Quantity versus Quality, Part II

In Part I of this article, I talked about how quantity can create quality in the eyes of the reader, and that thus focusing on quantity first makes more sense as an author. Today I will talk about how quantity can create quality in the hands of the creator, making a focus on quantity a necessity for the successful author.

Yesterday I talked briefly about the difference between beginnings, middles and ends and reflected a little on what skills I feel I posses in each of them (lots, some and almost none respectively). Today I am going to start by looking at each of these in a little more depth – what exactly are the skills needed in each of these stages and how well do I compare to what I aspire to?

Beginnings are easy and fun. They’re really just ideas, free flowing and co-inspiring. I have lots of ideas... almost everyone who considers themselves to be a creator does. They may not be good ideas and I may be able to improve my ability to select which ideas are most valuable for a given purpose and I would like to improve on my speed with generating ideas within a context, but for the most part I’m happy with my skills when it comes to beginnings.

Middles are all about putting in the time to create the content and solving issues as they come up. Here I think I need more work, specifically with the discipline needed to continue coming back to the same project to continue work after it has stopped being exciting. I need to learn to push myself to keep going even if the work no longer looks like what I imagined it to be and I cannot yet see what it will become. To believe in what I’ve created already when it looks like I am further from being finished than when I started. I suspect I will always have more to learn about various methods I can use to fix what I am creating so that the result is cleaner as well, and I suspect there will be different tricks in each medium, but for the most part what I need is confidence.

Finally, we come to endings. This is the part of creative projects that I am worst at. As I’ve said before, in over a decade of making games, I’ve only finished one of my own initiative. I’ve started loads... at least two a year... but none of those have ever become complete. While much of the reason I’ve finished so few is because I’ve given up in the middle, I still know that it is the endings that I fear the most. I do not think I know when to end, nor how to end well. Even in my professional work I lose focus at the ends of projects, when tweaks still need to be made, but larger changes no longer have a place.

And that’s it. That is the state of my skills when it comes to creating things I care about. Except it is not ‘it’, at least not completely. Even once a project is finished, an independent creator’s work is not done. In order for a work to connect with an audience, there must be an audience for it to connect to.

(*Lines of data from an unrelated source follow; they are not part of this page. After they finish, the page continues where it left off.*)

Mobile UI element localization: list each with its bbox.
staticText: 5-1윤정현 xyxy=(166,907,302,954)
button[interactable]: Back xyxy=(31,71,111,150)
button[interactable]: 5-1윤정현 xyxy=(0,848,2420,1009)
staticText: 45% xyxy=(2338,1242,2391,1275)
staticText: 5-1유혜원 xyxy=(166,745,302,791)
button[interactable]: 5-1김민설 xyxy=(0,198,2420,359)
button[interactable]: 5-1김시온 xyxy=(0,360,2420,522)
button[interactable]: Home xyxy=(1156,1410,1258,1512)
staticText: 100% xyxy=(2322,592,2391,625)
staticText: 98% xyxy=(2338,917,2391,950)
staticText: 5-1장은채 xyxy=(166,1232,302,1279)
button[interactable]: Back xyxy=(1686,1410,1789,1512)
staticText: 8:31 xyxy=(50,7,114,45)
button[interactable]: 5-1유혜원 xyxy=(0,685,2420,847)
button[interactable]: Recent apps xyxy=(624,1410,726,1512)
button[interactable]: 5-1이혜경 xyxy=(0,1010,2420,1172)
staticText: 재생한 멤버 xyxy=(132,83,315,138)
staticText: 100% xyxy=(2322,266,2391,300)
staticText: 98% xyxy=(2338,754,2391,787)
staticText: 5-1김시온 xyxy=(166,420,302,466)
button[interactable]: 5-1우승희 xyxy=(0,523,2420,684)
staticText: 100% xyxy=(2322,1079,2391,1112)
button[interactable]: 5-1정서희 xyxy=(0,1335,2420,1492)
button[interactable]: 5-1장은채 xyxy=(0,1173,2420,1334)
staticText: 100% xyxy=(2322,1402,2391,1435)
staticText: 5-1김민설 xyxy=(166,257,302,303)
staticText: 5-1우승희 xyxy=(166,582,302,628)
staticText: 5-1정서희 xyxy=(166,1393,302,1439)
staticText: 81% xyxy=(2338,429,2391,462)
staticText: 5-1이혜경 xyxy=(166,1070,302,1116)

This is the whole world of publishing and advertising, and it is a world that I am completely lost in. I have no idea what the best things to do here are, and I generally feel a little embarrassed to ask someone else to look at what I’ve created. I really suck at this part of project; case in point, I doubt more than a few people are ever going to read this.

So how can I improve? How can I learn the skills that I am missing? I know that I learn best through reading, thinking and talking. And then, finally, practicing. When it comes to creating finished projects, I’ve read many books, I’ve thought many thoughts and I’ve talked to many experts. What I haven’t done, is practice. I will learn the most by experiencing all parts of the creative process multiple times, not just the first few over and over, or all of them spread over a decade. The more projects I can finish (and be satisfied with), the better. This sounds like quantity over quality again (though quality is still important).

All this is to say that as an author I shouldn’t let myself get bogged down in concerns of quality, especially if these concerns are interfering with my ability to produce quantity. It’s not that I should ignore quality entirely – I always want to do my best – but giving up on something because the quality isn’t perfect isn’t really worth it. If I finish something that is less than my best, I can later build on it both in terms of my skill and in terms of the value within it. If I don’t finish something that is less than my best then I am left with nothing. And nothing is certainly less than something.

Any audience worth having will be willing to let me get better, but they won’t wait around for me to create content if I never let them see anything. And the most important audience isn’t external – it’s the internal one which already sees everything anyways.